Too many hastily written novels lack many of these features. Even in a novel series, each individual novel needs to have a self-contained plot -- a conflict that gets resolved, a protagonist who overcomes a foe, achieves a goal, reaches some satisfying new stage of growth or development -- even though further novels will may be picking the protagonist up where the previous book left off. There are many amateurish series that fail to do this: the installments are not really self-contained stories, but mere episodes in a larger story and taken by themselves they leave the reader unsatisfied. They are, in fact, simply fragments of a lengthy serial novel, designed to keep readers buying successive fragments in hopes of eventually getting to a real resolution. (I rant about this a bit over on my Catholic Reader blog.) The effect of such works is to suggest that the writer is crass and sloppy, someone who just wants to string the reader along for as long as possible and keep the money flowing in.

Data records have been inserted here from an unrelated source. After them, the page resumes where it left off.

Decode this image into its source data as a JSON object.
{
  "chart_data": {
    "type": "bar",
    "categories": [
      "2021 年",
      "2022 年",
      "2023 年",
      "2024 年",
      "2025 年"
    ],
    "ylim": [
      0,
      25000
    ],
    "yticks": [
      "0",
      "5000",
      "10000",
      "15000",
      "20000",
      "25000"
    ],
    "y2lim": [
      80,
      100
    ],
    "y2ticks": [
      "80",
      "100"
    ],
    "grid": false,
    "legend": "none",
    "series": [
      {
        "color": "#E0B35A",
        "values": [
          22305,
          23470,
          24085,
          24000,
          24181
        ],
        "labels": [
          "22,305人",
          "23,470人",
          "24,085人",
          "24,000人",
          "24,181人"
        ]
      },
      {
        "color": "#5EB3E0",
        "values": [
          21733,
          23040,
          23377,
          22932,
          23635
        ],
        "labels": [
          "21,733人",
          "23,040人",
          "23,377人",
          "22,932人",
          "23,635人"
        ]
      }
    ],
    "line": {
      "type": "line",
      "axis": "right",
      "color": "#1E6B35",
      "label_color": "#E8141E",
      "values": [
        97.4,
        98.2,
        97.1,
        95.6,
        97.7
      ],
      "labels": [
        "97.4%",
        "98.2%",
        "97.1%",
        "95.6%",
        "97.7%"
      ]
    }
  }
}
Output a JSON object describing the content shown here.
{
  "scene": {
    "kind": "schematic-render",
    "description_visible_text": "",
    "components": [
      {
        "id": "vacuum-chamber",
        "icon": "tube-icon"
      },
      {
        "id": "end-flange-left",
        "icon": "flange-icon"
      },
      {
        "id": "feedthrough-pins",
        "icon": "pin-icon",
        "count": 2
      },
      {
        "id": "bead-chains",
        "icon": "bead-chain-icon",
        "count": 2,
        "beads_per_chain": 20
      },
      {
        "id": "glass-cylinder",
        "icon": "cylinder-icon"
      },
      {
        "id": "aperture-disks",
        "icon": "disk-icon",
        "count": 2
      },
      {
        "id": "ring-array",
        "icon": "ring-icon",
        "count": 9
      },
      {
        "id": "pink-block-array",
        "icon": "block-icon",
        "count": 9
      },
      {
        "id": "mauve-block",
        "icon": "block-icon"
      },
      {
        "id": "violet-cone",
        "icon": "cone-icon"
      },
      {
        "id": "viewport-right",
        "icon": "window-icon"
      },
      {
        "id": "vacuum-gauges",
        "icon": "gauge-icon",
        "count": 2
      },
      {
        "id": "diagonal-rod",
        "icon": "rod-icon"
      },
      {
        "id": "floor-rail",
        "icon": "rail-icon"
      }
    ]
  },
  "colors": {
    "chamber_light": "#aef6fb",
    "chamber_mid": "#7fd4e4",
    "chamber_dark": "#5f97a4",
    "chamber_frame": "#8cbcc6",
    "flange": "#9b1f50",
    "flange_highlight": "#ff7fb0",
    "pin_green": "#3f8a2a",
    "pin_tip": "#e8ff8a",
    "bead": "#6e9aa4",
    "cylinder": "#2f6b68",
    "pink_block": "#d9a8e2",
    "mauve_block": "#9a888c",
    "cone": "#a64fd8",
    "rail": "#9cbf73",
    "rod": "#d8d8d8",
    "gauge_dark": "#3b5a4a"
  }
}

For centuries -- nay, millennia -- writers understood that a good story to be well told needed a carefully devised structure. This was true of the great epic poets -- neither Homer nor Dante would have dreamt of just sitting down to write without an intricate and careful plan to guide him. Even today, movie scriptwriters know that a film script has to follow a particular kind of story arc in order to satisfy the unconscious needs of viewers; they can't simply intersperse dialogue and action scenes. Really successful novelists, those with contracts to produce a couple of new titles each year, could never fulfill their contractual obligations if they just sat down at their keyboards and waited for inspiration to strike -- they know they need a carefully structure outline, and they schedule their time so that a certain amount of progress gets made each day. Plot outlines are especially important, of course, for really prolific authors who use ghostwriters. The author creates the characters and the plot outline, and then trusts the ghost to follow the plan. (By the way, this is an honorable practice that goes back at least 900 years -- Chretien de Troyes, the twelfth-century equivalent of today's best-selling authors of blockbusters, used ghostwriters to complete at least two of his five Arthurian romances.)

So I've been checking out some of the free NaNoWriMo resources to help with plotting, as well as Kindle books on the subject available from Amazon, so that I can have a viable plot outline before I begin writing my NaNoWriMo novel. I'll let you know which ones I find helpful, and why.